『もう二度と食べることのない果実の味を』第5話

17歳で「女による女のためのR-18文学賞」で鮮烈なデビューを飾った作家・雛倉さりえさんの最新作『もう二度と食べることのない果実の味を』(通称:たべかじ)が4月16日に刊行されます。CanCam.jpでは、この衝撃作品の試し読み連載を開始。どこよりも早く、作品をお届けします。

『もう二度と食べることのない果実の味を』第5話


もう二度と食べることのない果実の味を

 先生から受け取った紙をひらくと、「二」と書かれていた。

 火曜日の、曇った午さがり。ざわめきのなか、黒板の数字の下に自分の名字を書き入れて、席に戻る。椅子に坐ると、由佳子が「離れちゃったね」と残念そうに笑った。

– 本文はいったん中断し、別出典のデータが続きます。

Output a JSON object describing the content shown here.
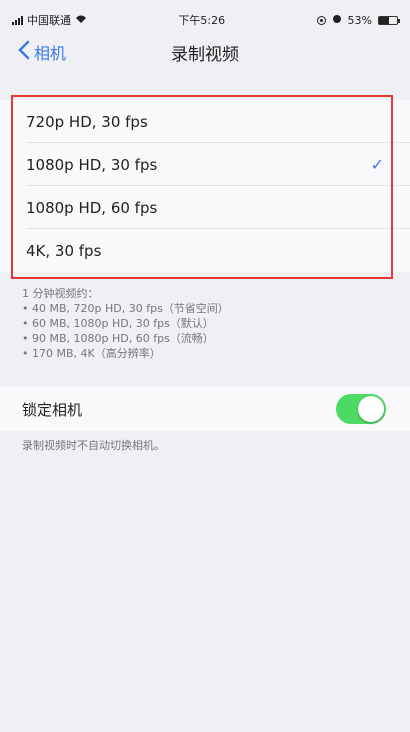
{
  "status_bar": {
    "carrier": "中国联通",
    "time": "下午5:26",
    "battery_percent": "53%",
    "battery_level": 0.53
  },
  "nav": {
    "back_label": "相机",
    "title": "录制视频"
  },
  "options": [
    {
      "label": "720p HD, 30 fps",
      "selected": false
    },
    {
      "label": "1080p HD, 30 fps",
      "selected": true
    },
    {
      "label": "1080p HD, 60 fps",
      "selected": false
    },
    {
      "label": "4K, 30 fps",
      "selected": false
    }
  ],
  "footnote": {
    "header": "1 分钟视频约：",
    "lines": [
      "• 40 MB, 720p HD, 30 fps（节省空间）",
      "• 60 MB, 1080p HD, 30 fps（默认）",
      "• 90 MB, 1080p HD, 60 fps（流畅）",
      "• 170 MB, 4K（高分辨率）"
    ]
  },
  "lock_camera": {
    "label": "锁定相机",
    "enabled": true,
    "footnote": "录制视频时不自动切换相机。"
  },
  "colors": {
    "accent": "#3b7be8",
    "toggle_on": "#4cd964",
    "highlight": "#e53935"
  }
}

 学期末の掃除の班は、「ふだん話さない人とも親交を深めてほしい」という担任の気まぐれで、くじ引きで決められることになった。二班はバスケ部の中上くんと濱くん、佐藤さん、そして村西さんだった。もともと仲の良い、明るくてにぎやかな人たち。班員同士でかたまると、わたしを除いた四人でさっそくお喋りを始めた。

「あれ、一人足りなくね?」

 中上くんが、よくとおる声で言う。濱くんが、応じるように数えだした。

「いち、にい、さん、し、」

 ご、だけは口に出さず、わたしを指さす。

「うわ、ほんとだ。誰だよ」
「いいじゃん、こっちに裕也呼ぼうぜ」

 騒ぐ二人のうしろから、ふいにだれかが顔を覗かせた。土屋くんだった。

「なんだ、おまえか」

 中上くんはあからさまにがっかりしたようだった。濱くんは軽く舌打ちすると、「さっさと終わらせようぜ」とあるきだす。

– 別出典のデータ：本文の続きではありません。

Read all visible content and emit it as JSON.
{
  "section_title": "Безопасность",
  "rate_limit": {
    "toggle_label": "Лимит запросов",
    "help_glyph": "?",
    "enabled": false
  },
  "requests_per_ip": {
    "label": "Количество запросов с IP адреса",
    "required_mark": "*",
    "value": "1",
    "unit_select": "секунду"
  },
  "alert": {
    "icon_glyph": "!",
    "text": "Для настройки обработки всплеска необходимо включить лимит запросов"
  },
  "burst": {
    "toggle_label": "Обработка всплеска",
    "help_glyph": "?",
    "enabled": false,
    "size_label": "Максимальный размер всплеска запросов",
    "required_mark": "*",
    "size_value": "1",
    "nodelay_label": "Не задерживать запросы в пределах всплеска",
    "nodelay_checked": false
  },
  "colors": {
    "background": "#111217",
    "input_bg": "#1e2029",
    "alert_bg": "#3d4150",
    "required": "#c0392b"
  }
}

 ほうきや雑巾を片手に、廊下に並べられた大量のバケツを次々と手に取って、生徒たちは学校中に散ってゆく。わたしたちの班は、理科準備室の担当だった。

「はあー、めんどくさ。一時間も掃除とか、だるすぎ」

 ほうきをくるくると剣のように回しながら、濱くんがうんざりしたように言った。

「ほかのバスケ部のやつら、おなじ班になってたよな。どこだっけ?」
「体育館だろ」
「ここから遠いじゃん」
「でも体育館って広いし、人手いるよな。理科準備室とか、六人もいらねえだろ」

 ちらりと女子の方を見て、中上くんが言う。

「佐藤と村西も、行く?」

 とたんに、ふたりは騒ぎだす。「えー」「だめだよー」と口々に言いながら、誘ってもらったことがうれしいのか、顔はほころんでいる。中上くんは満足そうに「じゃあ決まりな」と言い、濱くんがわたしの方にふりかえった。

「てことで。悪いけど、たのむわ」
「適当でいいよ。俺らみたく、さぼっちゃってもいいし」

 じゃあよろしくー、と間延びした声を残して、四人はもつれあうように歩きだした。のこされたわたしと土屋くんは、顔を見合わせた。

「……どうする?」

 おそるおそる訊ねると、彼は黙ったまま、廊下に置き去りにされたバケツとほうきを手に取った。わたしもあわてて、あとを追う。

 理科準備室は、理科室の真向かいに位置している。そういえばこの部屋に入るのは初めてだな、と思いながら、土屋くんにつづいて足を踏み入れた。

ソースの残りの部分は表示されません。